Alphonse Nshimyumuremyi, a Rwandan national who still suffers flashbacks to the terrible scenes he witnessed during the genocide which afflicted his country during 1994 , had fallen out with his cousin over the storage of furniture.
He left the house in a rage and took his cousin’s car after he had been drinking whisky, Mold Crown Court was told.
The 35-year-old, now living in a flat in Liverpool, admitted aggravated vehicle taking, driving while over the drink-drive limit, and driving without insurance or a driving licence and was jailed for 12 months and banned from driving for three years.
Judge Niclas Parry, who said Nshimyumuremyi had driven aggressively at high speed for a significant distance, ordered him to take an extended driving test.
“This is the seventh time in 10 years you have appeared before the court for serious motoring matters,” the Judge told him.
“On this occasion you were driving a stolen vehicle while almost three times the drink drive limit.”
The car was swerving and out of control and Nshimyumuremyi caused £3,700 worth of damage when the inevitable crash occurred at Halton roundabout, near Chirk.
“To their credit, two members of the public alarmed by your driving detained you pending the arrival of the police.
“You showed a total disregard for the safety of others all for the selfish pleasure of driving. You confirmed that you were going nowhere.”
Simon Mintz, prosecuting, said the incident occurred on Sunday, February 2, at about 3.30am.
Nshimyumuremyi flashed his lights at a driver ahead and then overtook at about 80mph on the Wrexham bypass.
The other motorist was so concerned he dialled 999 and tried to get the registration number.
But Nshimyumuremyi’s car reached 90 mph and the other driver still couldn’t catch up with him.
Nshimyumuremyi then tailgated a taxi driver, flashed his lights and sounded his horn at him so the taxi pulled over to let him pass.
Nshimyumuremyi eventually lost control of the car and crashed and when he got out he was aggressive and waving his hands about.

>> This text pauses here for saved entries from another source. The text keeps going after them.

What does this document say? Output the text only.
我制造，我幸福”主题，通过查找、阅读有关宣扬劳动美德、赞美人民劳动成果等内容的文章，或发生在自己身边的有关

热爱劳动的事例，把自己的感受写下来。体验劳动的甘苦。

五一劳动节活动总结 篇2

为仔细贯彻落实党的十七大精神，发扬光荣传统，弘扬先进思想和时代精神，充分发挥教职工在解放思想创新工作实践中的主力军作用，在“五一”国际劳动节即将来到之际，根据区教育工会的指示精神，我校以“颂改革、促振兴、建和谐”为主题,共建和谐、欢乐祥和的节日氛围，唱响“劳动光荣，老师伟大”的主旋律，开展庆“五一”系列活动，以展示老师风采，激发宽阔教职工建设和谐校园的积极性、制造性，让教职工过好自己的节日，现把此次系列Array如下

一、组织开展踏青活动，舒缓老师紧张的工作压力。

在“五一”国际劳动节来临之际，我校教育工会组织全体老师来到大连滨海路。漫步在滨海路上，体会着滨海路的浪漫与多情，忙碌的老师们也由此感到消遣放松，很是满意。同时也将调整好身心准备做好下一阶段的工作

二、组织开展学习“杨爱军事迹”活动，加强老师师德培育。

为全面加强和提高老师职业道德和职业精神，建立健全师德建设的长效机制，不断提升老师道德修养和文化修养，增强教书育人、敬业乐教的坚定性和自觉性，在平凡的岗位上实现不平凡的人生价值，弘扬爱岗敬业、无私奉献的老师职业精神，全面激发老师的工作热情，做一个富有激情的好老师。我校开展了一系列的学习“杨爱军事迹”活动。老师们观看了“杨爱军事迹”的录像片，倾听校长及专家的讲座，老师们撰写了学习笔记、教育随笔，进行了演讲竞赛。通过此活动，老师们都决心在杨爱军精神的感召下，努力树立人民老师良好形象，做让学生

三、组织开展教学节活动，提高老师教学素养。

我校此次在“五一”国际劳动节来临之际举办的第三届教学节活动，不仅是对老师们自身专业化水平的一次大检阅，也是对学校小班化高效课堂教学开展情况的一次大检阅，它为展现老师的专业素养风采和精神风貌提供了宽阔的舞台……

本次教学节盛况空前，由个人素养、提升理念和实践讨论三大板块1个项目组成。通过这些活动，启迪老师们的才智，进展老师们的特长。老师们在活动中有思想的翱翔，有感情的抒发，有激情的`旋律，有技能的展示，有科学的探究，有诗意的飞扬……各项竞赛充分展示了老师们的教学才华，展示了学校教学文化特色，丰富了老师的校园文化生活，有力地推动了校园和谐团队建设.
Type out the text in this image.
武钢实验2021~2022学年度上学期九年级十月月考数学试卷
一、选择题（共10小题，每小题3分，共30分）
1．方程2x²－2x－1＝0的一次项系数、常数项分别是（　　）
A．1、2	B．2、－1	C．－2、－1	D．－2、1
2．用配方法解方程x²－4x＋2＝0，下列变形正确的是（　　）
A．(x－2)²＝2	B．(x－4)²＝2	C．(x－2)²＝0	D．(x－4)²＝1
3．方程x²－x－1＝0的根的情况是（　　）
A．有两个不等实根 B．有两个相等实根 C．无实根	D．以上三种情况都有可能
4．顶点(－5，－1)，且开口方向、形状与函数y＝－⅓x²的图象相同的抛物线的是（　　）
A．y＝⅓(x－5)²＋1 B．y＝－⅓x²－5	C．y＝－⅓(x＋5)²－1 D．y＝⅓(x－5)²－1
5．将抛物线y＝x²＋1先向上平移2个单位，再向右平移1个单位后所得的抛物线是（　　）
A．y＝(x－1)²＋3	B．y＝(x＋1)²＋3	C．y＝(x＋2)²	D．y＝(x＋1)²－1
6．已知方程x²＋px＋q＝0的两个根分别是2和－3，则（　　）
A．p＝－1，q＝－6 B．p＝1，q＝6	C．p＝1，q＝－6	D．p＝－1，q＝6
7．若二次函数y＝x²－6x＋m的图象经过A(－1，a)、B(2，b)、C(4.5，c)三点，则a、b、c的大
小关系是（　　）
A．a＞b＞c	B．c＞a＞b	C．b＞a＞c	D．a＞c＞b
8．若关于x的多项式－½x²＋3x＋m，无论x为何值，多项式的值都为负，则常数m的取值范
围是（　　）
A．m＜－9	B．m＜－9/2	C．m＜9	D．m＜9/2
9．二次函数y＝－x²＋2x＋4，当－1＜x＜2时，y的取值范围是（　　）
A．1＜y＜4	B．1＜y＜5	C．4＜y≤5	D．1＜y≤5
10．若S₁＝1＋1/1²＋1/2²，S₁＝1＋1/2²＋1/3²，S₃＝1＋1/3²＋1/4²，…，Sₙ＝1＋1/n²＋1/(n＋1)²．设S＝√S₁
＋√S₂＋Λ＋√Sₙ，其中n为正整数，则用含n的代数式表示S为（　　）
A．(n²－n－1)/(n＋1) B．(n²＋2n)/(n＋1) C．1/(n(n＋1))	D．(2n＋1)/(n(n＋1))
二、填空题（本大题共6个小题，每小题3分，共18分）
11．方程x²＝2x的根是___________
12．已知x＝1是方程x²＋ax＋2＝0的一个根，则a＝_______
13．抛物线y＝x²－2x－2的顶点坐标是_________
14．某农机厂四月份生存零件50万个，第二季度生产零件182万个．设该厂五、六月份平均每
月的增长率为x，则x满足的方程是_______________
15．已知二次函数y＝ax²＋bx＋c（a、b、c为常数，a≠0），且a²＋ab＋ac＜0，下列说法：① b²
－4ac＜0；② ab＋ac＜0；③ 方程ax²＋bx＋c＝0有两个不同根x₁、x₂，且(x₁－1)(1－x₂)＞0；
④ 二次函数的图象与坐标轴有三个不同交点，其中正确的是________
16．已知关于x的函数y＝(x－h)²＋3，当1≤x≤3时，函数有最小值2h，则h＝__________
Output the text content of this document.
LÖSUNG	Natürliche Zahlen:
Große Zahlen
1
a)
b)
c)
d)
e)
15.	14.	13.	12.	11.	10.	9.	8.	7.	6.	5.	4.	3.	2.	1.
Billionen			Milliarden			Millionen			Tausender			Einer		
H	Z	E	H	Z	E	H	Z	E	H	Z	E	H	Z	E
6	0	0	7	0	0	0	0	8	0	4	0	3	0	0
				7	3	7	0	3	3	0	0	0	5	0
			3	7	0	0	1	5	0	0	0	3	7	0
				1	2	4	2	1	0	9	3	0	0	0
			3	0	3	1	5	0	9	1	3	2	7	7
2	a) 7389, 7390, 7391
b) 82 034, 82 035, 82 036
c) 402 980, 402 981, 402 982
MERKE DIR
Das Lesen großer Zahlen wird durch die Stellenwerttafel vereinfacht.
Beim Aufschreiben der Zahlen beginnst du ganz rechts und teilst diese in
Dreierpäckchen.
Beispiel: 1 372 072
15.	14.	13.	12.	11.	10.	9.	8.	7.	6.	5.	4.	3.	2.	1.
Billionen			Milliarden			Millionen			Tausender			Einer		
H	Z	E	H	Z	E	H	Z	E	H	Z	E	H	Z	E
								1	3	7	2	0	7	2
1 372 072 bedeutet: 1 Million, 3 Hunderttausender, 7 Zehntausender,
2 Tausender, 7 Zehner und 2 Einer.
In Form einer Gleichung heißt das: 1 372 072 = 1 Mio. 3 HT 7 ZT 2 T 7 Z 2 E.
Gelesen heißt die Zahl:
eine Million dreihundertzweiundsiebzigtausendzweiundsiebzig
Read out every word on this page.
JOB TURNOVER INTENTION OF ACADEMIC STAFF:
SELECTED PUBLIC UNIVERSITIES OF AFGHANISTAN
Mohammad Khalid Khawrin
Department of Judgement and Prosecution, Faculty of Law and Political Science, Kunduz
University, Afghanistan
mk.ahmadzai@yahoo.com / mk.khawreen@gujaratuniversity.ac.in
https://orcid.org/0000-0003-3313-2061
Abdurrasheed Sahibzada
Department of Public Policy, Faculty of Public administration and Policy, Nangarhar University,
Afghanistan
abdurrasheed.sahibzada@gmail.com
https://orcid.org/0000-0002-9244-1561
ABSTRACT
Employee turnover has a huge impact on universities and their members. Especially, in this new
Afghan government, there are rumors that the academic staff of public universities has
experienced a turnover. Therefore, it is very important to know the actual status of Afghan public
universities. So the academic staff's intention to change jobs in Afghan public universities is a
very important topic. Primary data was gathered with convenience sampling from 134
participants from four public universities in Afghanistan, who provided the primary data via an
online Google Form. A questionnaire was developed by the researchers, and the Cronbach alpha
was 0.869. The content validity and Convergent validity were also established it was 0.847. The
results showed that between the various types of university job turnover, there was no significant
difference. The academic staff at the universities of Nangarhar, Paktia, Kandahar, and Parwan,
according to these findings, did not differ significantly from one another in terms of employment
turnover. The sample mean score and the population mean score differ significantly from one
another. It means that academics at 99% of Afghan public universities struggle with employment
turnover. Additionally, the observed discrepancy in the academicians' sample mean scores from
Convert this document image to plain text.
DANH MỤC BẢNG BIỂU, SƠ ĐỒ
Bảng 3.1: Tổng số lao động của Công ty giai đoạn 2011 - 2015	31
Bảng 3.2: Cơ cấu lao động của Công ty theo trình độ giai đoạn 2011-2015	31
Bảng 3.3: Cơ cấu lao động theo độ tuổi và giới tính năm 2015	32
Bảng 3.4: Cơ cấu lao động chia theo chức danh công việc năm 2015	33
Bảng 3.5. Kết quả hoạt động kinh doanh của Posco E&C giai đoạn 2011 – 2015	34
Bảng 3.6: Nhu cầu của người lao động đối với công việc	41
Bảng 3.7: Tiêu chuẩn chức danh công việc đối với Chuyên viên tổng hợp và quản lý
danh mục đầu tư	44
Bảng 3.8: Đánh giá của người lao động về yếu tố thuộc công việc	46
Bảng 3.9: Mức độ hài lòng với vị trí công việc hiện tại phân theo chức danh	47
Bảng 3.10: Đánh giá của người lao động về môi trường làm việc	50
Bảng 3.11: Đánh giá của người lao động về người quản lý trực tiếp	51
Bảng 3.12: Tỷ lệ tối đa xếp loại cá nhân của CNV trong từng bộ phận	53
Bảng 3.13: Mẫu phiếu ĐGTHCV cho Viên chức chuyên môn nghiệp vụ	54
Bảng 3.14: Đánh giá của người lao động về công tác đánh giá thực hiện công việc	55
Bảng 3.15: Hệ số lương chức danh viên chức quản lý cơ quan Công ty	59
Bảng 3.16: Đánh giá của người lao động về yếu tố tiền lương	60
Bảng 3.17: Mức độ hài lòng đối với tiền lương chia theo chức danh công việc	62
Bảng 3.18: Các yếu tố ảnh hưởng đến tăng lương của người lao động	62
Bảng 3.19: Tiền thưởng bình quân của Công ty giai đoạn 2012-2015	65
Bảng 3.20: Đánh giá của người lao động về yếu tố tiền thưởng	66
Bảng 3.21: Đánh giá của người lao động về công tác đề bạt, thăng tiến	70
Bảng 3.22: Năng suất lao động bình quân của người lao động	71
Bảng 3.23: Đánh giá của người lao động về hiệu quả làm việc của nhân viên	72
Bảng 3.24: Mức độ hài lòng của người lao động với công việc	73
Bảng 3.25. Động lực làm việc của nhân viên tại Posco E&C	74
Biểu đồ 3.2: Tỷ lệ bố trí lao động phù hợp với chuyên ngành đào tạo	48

A breath test showed that Nshimyumuremyi had 99 microgrammes of alcohol in 100 millilitres of breath compared to the legal limit of 35mgs.
The two drivers detained him and at one stage he was locked in his car although he climbed out of a rear passenger door and was aggressive.
Stephen Edwards, defending, said his client fled the Rwandan genocide with the assistance of the Red Cross but had become separated from his family, who were settled in America.
Nshimyumuremyi had been granted asylum because of the danger to him if he returned to Rwanad. At the time he was homeless, had visited a cousin in Ellesmere Port but they fell out over the storage of furniture.
He stormed out of the house and had driven a significant distance when he crashed near Chirk.
Mr Edwards stressed no one had been hurt and no other vehicles were involved in the accident.